Mark Ruge, of the Watch Tower Bible and Tract Society of Canada, said couples who can't conceive naturally are free to turn to modern techniques in their quest to become parents.
"The Bible doesn't comment on that subject at all and in Bible times there was no such technology," Ruge said from Georgetown, Ont.
"On matters other than what's stipulated in the Bible, it's up to a person's conscience or their free choice.
"There are a multitude of procedures and treatments out there to help us and so we want the best for us and our children," Ruge said.
That also means the religion has no issues with the feeding tubes and other technology that will be required to keep the babies alive until they are able to eat and breath on their own.
Ruge said the use of fertility drugs is not considered in the same category as the faith's prohibition on blood transfusions.
Jehovah's Witnesses cite a passage in the book of Acts that says to "keep abstaining from . . . blood" as a commandment from God to refuse blood transfusions, even for their children.
Prof. Arthur Schafer, director of the University of Manitoba's Centre for Professional and Applied Ethics, said while Jehovah's Witnesses say fertility treatment is OK based on the Bible not mentioning it, blood transfusions are also not dealt with in the Bible.
"Is there any consistency? I don't think so," Schafer said.
"Their interpretation may be puzzling or difficult to defend but given how they interpret the Bible they are following God's wishes in both cases," he said.
Jen Luloff, the mother of quadruplets in Plattsville, Ont., said she too was advised by doctors to abort two of her fetuses but chose not to.
"We believed if it was meant to be they would come," Luloff said as her kids, who will turn three on May 21, were singing while finishing their lunch.
Luloff said she took fertility drugs because she couldn't get pregnant otherwise.
But multiple births run in her family. Her mother is a twin and lost sextuplets conceived naturally.
Luloff's kids - Morgan, Owen, Hayden and Simon - are all healthy and happy.
She said the parents of the Vancouver sextuplets are likely overwhelmed.
"It's probably just hit them once they actually were born. With these guys, it didn't really feel real until I saw them . . . all these doctors pulling out all these babies."
Gail Moore, a spokeswoman for Multiple Births Canada, said parents who have a whole big bundle of joy arrive all at once need a lot of support from the community.
She said that in the past, national organizations stepped up to help families but now that's no longer the case because of the increasing number of multiple births.
Moore, who has twins, said she recently got the cold shoulder from a large car manufacturer when she asked about a discount program for families coping with several kids born at once.

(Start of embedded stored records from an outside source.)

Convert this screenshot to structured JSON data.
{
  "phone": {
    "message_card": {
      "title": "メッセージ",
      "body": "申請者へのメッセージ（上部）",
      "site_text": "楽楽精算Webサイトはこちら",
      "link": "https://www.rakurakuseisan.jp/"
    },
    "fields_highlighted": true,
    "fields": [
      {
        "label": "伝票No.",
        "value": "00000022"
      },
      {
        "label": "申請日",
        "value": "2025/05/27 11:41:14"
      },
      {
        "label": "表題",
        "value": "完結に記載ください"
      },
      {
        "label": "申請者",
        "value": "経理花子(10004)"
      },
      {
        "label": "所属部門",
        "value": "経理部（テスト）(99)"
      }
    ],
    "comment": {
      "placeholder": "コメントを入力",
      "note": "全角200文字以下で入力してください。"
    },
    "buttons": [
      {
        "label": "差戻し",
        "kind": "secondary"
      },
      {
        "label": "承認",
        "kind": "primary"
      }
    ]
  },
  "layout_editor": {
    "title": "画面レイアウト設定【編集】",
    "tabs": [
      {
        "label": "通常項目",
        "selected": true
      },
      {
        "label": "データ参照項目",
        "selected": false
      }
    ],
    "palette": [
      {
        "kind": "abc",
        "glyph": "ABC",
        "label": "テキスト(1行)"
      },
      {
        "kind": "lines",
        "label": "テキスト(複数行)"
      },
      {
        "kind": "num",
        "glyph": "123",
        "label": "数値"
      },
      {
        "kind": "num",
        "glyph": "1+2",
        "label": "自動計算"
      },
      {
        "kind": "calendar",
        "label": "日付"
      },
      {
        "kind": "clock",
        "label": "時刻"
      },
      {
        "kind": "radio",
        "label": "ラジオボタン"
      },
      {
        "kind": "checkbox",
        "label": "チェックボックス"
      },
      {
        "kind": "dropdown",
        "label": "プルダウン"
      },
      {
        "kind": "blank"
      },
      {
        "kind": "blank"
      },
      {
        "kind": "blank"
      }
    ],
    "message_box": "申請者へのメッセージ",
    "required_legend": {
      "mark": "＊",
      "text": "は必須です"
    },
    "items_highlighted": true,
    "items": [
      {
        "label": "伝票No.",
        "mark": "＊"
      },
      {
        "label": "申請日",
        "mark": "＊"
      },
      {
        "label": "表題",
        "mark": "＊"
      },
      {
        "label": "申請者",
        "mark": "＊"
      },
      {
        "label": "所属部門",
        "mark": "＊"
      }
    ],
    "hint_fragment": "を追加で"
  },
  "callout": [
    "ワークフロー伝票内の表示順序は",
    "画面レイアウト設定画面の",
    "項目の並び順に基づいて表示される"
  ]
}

"I was basically told that this is not a disease and this is a choice your community has made and we're not about to hand out money to that kind of a cause," she said from New Liskeard, Ont.
Moore said the greater number of multiple births in the last few years isn't just from women undergoing fertility treatment.
Women are having babies later and older women tend to conceive multiples.
Healthier and heavier women who are pregnant with multiples are also getting better health care than in the past, Moore said.
Women who have pined for a child for years need as much support as possible from the community because they've already endured so much emotional and financial stress just to have kids, she said.